一例后端服务请求超时
业务服务A,概率性出现批量地请求消息服务超时报错:error:Post http://message-api.in.codoon.com:4119/message_api/batch_post: net/http: request canceled (Client.Timeout exceeded while awaiting headers)
消息服务本身没有任何错误信息可查,分析服务A代码,发现其某场景下会批量给一千个用户发消息,导致消息服务处理超时。知道地方就很好改了,将每次处理数量限制在100个:
@@ -193,15 +193,33 @@ func DoNotify(userIds []string, source, targetId int, targetTime int64) {
defer sp.Finish()
ctx := context.WithValue(context.Background(), trace.CDTCtxKey, sp.Context())
+ const MAX = 100
+
syncData := map[string]interface{}{
"source": source,
"target_id": strconv.Itoa(targetId),
"target_time": targetTime,
}
- rsp, err := external.BatchSyncNotify(ctx, userIds, syncData)
- if err != nil {
- clog.Logger.Error("DoNotify error:%s rsp:%+v", err, rsp)
+
+ if len(userIds) == 1 {
+ rsp, err := external.SingleSyncNotify(ctx, userIds[0], syncData)
+ if err != nil {
+ clog.Logger.Error("DoNotify error:%s rsp:%+v", err, rsp)
+ }
+ } else {
+ for i := 0; i < len(userIds); {
+ j := i + MAX
+ if j > len(userIds) {
+ j = len(userIds)
+ }
+ us := userIds[i:j]
+ rsp, err := external.BatchSyncNotify(ctx, us, syncData)
+ if err != nil {
+ clog.Logger.Error("DoNotify error:%s rsp:%+v", err, rsp)
+ }
+ i = j
+ }
}
- clog.Logger.Debug("DoNotify success user_num:%d rsp:%+v", len(userIds), rsp)
+
return
}
一例CPU报警
业务服务B,从23号上线之后到26号运维发现CPU使用一直在呈上涨趋势。
分析pprof如下:
runtime.siftdownTimer是定时器相关逻辑。对比一下上线代码可知是新引入的定时器的问题。从99.9%CPU浅谈Golang的定时器实现原理对此讲解的比较清楚。最重要的概念是:time.After只会创建一个单次的timer,而time.Tick创建的是一个永久循环的timer。故前者不必须手动关闭,但是后者必须在不用时手动关闭掉:
@@ -1304,12 +1304,13 @@ func (b *BatchTask) Run(timeout time.Duration) (timed bool) {
}
b.TaskList.Range(p)
after := time.After(timeout)
- ticker := time.Tick(time.Millisecond * 200)
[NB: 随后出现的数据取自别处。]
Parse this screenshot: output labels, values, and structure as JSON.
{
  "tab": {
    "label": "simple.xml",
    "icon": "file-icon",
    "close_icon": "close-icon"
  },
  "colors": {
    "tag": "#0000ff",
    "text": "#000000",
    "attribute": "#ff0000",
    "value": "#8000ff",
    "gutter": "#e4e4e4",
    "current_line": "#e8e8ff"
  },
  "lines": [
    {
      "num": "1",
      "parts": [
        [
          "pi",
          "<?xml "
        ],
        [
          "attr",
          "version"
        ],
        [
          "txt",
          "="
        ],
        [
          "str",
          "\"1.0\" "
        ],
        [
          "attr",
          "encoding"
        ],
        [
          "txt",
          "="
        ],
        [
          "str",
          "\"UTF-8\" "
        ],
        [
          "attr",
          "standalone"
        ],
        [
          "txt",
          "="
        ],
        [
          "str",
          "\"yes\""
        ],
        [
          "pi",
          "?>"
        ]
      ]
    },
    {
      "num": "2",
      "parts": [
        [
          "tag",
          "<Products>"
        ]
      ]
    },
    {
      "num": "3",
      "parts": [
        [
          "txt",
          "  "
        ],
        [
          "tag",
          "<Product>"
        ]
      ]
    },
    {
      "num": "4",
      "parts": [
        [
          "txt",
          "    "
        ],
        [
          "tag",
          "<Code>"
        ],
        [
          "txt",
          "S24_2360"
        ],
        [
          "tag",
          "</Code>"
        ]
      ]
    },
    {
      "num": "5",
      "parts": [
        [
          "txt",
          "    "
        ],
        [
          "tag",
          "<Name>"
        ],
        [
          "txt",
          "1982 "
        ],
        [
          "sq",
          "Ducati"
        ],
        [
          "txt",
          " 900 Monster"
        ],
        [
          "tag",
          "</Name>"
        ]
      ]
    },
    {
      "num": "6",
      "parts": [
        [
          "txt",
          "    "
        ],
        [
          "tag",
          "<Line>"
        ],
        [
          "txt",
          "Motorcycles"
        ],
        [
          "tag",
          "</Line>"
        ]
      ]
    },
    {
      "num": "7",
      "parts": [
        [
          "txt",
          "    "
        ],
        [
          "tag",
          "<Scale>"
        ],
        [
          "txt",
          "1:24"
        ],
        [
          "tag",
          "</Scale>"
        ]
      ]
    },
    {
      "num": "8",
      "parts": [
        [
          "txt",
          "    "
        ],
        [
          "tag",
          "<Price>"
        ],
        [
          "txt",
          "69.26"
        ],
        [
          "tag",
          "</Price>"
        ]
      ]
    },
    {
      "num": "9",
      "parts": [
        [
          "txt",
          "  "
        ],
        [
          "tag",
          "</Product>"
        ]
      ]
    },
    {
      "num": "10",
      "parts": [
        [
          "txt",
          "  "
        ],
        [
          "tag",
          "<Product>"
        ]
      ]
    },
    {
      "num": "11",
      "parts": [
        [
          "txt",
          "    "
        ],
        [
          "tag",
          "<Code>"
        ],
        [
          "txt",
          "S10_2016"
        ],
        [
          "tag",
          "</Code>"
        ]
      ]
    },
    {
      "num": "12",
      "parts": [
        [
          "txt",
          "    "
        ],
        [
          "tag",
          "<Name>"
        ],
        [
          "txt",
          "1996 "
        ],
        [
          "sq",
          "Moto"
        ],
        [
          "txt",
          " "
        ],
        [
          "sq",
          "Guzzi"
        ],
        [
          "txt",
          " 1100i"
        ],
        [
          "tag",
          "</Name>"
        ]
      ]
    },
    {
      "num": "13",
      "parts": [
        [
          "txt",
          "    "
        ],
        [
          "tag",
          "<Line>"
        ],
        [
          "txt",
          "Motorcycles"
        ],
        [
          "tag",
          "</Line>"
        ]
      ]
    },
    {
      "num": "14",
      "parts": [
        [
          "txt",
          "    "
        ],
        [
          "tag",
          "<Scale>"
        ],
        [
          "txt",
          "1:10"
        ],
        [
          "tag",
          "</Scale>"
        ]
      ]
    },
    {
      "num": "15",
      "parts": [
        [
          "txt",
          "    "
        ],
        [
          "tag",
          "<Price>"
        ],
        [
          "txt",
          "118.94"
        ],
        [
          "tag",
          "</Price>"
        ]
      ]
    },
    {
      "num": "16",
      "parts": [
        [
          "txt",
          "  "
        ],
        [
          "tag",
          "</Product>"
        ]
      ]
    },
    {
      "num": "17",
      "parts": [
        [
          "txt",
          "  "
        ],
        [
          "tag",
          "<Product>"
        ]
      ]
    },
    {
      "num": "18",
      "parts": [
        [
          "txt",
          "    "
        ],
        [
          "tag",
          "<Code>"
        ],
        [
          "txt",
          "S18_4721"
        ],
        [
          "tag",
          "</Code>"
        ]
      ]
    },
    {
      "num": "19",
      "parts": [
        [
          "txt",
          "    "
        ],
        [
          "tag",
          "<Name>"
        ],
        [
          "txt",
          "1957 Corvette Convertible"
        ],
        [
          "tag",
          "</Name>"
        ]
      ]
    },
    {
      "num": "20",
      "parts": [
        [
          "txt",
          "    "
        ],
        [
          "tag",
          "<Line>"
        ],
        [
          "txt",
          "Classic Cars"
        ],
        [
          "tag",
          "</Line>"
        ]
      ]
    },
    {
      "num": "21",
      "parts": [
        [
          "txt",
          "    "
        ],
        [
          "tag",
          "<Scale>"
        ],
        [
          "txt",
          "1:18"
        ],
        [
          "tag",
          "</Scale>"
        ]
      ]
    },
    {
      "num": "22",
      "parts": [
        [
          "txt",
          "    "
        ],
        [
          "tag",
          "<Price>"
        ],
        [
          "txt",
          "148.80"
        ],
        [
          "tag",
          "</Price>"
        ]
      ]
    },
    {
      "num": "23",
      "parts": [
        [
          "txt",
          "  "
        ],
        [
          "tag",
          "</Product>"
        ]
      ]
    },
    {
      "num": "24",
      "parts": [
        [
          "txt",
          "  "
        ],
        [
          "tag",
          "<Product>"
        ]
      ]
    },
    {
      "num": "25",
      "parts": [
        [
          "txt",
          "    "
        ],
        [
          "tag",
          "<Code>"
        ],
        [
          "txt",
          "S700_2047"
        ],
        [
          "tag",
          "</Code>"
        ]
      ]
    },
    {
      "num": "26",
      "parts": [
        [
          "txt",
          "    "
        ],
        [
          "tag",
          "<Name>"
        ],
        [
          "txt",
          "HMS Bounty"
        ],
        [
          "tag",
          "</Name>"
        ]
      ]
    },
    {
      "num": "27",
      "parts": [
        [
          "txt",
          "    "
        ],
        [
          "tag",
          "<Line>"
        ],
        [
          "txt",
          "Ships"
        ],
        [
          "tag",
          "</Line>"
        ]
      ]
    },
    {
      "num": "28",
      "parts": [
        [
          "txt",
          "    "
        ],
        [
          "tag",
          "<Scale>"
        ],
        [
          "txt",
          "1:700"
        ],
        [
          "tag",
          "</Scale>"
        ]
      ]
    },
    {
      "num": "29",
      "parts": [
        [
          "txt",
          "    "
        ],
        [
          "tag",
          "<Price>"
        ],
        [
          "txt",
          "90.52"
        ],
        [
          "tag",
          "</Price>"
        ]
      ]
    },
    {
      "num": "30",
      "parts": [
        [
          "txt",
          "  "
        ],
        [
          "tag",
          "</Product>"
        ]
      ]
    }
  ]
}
+ ticker := time.NewTicker(time.Millisecond * 200)
+ defer ticker.Stop()
for {
select {
case <-after:
return true
- case <-ticker:
+ case <-ticker.C:
i := 0
b.TaskList.Range(func(k, v interface{}) bool {
i++
一例MEM报警
业务服务C,基本每天都有一两次内存超高报警,超过运维设置的1G的限制:
分析pprof如下:
可以看到是文件操作中申请了大量的内存,然后再json序列化使得情况恶劣翻倍。首先针对疑点处加日志,发现问题时间有超大文件的出现:
[webteam@log go_log]$ grep 'sensors in' sensor_sport.log|grep '2019-03-27 21:'|awk '{if ($6 > 1000000) print $0}'
business-7 [2019-03-27 21:47:59.903][INFO][sensor_sport][goroutine:2051056/634][raw_sport_data.go:226] route:e917d86e-5096-11e9-b7be-0169ba01d0b8 with 1619852 sensors in 206 files
business-5 [2019-03-27 21:56:16.421][INFO][sensor_sport][goroutine:2496050/431][raw_sport_data.go:226] route:deb7e689-5097-11e9-816a-0169ba034ba0 with 8474681 sensors in 1067 files
从日志可以看出一个大文件最多有8474681个对象,每个32byte,仅存放数据就要占用200+M,算上json序列化以及更早的解析protobuf的步骤可能耗用内存翻几番。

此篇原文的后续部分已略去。